All that taken into account, we can take a stab at implementing a filter generator:

 0 # external imports
 1 import sha3
 2 
 3 
 4 class LogBloom:
 5 
 6     def __init__(self):
 7         self.content = bytearray(256)
 8 
 9 
10     def add(self, element):
11         if not isinstance(element, bytes):
12             raise ValueError('element must be bytes')
13         h = sha3.keccak_256()
14         h.update(element)
15         z = h.digest()
16 
17         for j in range(3):
18             c = j * 2
19             v = int.from_bytes(z[c:c+2], byteorder='big')
20             v &= 0x07ff
21             m = 255 - int(v / 8)
22             n = v % 8
23             self.content[m] |= (1 << n)

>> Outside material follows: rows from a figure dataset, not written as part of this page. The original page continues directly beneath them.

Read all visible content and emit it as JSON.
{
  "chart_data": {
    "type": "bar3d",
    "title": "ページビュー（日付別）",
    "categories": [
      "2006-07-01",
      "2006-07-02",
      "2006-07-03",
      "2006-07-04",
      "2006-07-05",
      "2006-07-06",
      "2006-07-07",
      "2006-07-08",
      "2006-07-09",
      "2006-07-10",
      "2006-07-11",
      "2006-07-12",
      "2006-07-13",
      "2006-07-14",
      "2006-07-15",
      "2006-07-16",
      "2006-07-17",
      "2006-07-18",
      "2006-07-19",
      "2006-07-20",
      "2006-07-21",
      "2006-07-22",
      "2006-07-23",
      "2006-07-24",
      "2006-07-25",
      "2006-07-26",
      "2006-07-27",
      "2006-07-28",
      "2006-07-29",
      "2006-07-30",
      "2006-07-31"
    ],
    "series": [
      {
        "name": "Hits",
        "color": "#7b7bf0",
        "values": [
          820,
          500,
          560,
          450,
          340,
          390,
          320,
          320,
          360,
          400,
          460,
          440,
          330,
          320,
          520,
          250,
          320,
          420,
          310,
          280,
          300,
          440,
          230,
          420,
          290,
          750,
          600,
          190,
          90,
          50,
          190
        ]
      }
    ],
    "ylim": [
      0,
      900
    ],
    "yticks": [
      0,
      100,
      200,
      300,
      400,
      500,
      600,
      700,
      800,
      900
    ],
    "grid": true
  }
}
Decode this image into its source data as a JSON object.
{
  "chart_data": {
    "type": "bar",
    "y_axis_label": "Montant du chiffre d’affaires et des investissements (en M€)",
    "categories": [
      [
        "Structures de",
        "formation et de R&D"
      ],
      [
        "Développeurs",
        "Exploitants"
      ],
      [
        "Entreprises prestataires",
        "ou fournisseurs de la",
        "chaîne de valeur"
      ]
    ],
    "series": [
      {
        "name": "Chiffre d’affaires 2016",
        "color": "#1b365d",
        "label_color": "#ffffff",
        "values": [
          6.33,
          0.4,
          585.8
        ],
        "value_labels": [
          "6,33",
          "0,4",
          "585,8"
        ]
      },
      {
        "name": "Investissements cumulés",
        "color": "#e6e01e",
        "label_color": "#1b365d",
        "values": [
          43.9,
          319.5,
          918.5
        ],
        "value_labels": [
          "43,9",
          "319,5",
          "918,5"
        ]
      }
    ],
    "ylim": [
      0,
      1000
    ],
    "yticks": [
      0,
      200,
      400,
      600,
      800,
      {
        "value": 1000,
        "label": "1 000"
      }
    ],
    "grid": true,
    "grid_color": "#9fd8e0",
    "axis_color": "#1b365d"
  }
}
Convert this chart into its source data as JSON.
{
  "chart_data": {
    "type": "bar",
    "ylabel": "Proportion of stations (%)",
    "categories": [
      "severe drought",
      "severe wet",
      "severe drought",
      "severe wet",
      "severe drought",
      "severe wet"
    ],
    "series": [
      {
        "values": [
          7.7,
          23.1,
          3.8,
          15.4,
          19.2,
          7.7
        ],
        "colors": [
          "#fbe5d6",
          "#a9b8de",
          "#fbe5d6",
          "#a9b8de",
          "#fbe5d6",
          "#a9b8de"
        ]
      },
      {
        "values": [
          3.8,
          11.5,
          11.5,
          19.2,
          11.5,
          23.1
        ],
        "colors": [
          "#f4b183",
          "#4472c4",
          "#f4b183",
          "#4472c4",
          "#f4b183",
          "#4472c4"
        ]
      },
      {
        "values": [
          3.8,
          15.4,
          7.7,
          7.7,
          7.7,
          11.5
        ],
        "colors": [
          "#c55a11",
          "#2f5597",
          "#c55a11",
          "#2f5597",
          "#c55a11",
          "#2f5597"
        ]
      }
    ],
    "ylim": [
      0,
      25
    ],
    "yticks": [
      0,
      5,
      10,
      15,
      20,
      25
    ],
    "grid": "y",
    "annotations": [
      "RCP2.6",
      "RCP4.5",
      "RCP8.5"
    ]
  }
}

Let's say we'd want to check if an Solidity-defined event Foo(uint256,bytes32) emitted by a contract at address 0xeeeeeeeeeeeeeeeeeeeeeeeeeeeeeeeeeeeeeeee exists in a filter.

Using the class above, we would have to do something like this:

# external imports
import sha3
import some_block_getter

# local imports
from the_above import LogBloom

# all set bits in our filter must be set in theirs
def filter_match(theirs, ours):
        for i in range(len(ours)):
                if ours[i] & theirs[i] != ours[i]:
                        return False
        return True

fltr = LogBloom()

# add the contract address to the filter
address = bytes.fromhex('eeeeeeeeeeeeeeeeeeeeeeeeeeeeeeeeeeeeeeee')
h = sha3.keccak_256()
h.update(address)
address_element = h.digest()
fltr.add(address_element)

# create the topic signature for the event
h = sha3.keccak_256()
h.update(b'Foo(uint256,bytes32)')
topic = h.digest()

# add the topic to the filter
h = sha3.keccak_256()
h.update(topic)
topic_element = h.digest()
fltr.add(topic_element)

# get the filter from a block
block = some_block_getter()
block_bloom = bytes.fromhex(block['logsBloom'][2:]) # assumes there is a 0x-prefix

# check if it matches
match = filter_match(block_bloom, fltr.contents)
print(match)
[1]Remember the keccak hash used in Ethereum/Bitcoin is _not_ the official sha3 hash. The padding parameter is different. More on that here
[2]Solidity supports up to 3 indexed parameters, which maps to the evm opcodes LOGn where n ∈ {1, 2, 3, 4}
[3]Since 211 = 2048, this is the same as zeroing out all bits above bit number 11; x∧2048. In other words, the result is an 11 bit integer.